There is also a “consumer fact sheet” worth reading although it doesn’t address “designated agency” which occurs when the agents for the buyer and seller within the same agency are designated by the manager or another agent (i.e. an agent that was holding an open house). Those agents represent their individual clients and the agency (typically represented by the broker or manager) acts as a dual agent.
On their disclosure forms, agencies that practice dual and designated agency indicate; “only the real estate agent listed below represents the consumer named in this form (designated seller or buyer agency). In this situation any firm or business listed above and other agents affiliated with the firm or business do not represent you and may represent another party in your real estate transaction.”
Less than one percent of Massachusetts’ agencies practice either “exclusive agency” or “single agency”. “Exclusive buyer agencies” represent only buyers or only sellers ALL of the time. “Single party agencies” represent only one party (either the buyer(s) or seller(s) but never both in the same transaction. Their disclosures indicate “the real estate agent listed below, the real estate firm or business listed above and all other affiliated agents have the same relationship with the consumer named herein (seller or buyer agency, not designated agency).”
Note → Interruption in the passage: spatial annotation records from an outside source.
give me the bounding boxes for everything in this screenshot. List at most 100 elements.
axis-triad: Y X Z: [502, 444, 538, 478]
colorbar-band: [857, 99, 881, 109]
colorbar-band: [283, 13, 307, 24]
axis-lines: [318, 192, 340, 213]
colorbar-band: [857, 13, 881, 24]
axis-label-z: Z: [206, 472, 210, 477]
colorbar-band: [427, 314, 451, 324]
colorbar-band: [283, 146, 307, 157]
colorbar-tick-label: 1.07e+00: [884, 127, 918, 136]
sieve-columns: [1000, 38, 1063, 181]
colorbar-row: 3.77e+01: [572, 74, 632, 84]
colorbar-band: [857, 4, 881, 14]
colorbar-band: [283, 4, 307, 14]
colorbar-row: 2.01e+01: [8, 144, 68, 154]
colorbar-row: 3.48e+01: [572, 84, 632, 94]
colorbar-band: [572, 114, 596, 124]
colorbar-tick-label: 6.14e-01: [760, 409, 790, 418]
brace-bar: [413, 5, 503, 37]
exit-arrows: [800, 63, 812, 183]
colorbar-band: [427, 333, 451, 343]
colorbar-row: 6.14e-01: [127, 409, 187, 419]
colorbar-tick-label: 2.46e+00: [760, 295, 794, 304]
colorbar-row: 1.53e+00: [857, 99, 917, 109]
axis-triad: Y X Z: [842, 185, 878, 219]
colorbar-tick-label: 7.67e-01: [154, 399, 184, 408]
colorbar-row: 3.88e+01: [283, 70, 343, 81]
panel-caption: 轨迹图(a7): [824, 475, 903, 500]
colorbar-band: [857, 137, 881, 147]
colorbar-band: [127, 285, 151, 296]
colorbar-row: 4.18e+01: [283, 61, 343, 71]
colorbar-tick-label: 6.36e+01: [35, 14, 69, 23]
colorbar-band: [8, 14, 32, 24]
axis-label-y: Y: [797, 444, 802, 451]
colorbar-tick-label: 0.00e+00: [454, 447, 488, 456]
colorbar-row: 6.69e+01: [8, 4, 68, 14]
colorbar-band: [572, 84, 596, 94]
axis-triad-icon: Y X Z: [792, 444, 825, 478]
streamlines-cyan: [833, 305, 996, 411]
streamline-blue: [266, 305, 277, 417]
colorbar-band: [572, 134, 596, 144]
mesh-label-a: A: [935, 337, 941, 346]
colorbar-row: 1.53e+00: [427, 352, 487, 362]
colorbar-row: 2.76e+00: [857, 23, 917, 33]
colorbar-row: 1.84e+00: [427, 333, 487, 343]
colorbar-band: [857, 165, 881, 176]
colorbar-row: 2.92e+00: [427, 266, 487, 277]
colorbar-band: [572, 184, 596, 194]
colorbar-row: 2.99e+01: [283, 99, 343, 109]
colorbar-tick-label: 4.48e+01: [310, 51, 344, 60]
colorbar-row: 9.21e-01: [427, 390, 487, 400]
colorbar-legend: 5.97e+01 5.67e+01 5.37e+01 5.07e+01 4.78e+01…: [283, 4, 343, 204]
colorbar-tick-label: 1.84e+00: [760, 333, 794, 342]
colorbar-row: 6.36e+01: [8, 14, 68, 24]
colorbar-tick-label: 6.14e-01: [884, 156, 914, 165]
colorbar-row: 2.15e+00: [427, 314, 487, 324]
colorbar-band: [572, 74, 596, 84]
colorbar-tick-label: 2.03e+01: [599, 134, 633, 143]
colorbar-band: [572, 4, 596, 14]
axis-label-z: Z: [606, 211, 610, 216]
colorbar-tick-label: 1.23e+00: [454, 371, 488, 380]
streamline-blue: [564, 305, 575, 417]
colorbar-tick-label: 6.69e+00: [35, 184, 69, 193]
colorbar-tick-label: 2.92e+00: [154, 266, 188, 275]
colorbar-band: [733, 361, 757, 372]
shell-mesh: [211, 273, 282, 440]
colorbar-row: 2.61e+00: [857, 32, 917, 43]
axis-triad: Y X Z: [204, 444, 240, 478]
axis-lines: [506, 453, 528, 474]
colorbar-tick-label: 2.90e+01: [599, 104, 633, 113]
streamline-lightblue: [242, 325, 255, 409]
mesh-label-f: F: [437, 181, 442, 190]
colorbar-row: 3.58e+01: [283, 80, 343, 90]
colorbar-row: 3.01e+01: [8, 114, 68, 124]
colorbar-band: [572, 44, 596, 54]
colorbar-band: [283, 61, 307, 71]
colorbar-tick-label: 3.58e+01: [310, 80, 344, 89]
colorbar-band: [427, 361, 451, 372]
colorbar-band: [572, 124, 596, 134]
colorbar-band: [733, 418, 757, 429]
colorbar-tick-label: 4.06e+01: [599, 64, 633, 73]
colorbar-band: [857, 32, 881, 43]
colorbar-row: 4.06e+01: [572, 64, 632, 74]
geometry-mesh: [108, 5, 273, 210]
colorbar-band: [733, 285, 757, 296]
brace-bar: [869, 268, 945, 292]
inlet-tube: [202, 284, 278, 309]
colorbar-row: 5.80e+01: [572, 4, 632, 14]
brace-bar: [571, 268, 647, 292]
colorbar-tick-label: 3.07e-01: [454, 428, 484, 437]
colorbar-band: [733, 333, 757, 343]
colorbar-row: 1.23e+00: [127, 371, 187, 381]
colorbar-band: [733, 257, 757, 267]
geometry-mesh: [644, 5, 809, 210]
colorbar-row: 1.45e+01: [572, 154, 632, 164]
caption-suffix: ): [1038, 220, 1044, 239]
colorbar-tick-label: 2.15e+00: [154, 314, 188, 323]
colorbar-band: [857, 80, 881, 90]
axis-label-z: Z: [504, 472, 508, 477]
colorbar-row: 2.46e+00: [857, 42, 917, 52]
OK, enough technicalities, although they are important. Now that we know who agents can represent, the question becomes; what do they actually do? Past comments indicate that there’s confusion about the role(s) of agent(s) and what they should know.
In Massachusetts, if you engage an agent to represent your interests, that agent must provide you with:
undivided loyalty, reasonable care, disclosure, obedience to lawful instruction, confidentiality and accountability. The agent must put their buyer or seller client’s interests first and negotiate for the best price and terms for their client. Despite that, agents must still disclose “known material defects” in the real estate.
Consider that a seller’s agent that must be loyal to the client and keep the seller’s business confidential unless the seller permits disclosure. On the other hand, the agent must disclose “known material defects in the real estate”.
What do agents do when required to be loyal to their seller-clients and still disclose “material defects” that might hurt their seller-client? There are two schools of thought. The first is “when in doubt, disclose everything” to avoid a potential lawsuit later (not to mention being fair to buyers). The second is that “what you don’t know can’t hurt you”, so agents don’t ask, sellers don’t tell and buyers must get their own answers from inspections or their own research.
Some agents make it a point not to know and not to tell. Some avoid the issue by never being present. (They don’t come to showings, inspections or closings. Whether that’s to avoid potential disclosures, liability, or just laziness, I don’t know. It made discussing inspection issues that the agent had not seen very difficult and my clients almost walked away in frustration.) Some agents disclose everything and their sellers provide disclosure forms for their buyer’s signature.
What do you think the listing agent’s responsibilities are?
How do you think that “material defects” should be dealt with?
Do you think that there is a minimum threshold of responsibility, knowledge and disclosure that should be required of listing agents or should everything be handled on a case-by-case basis?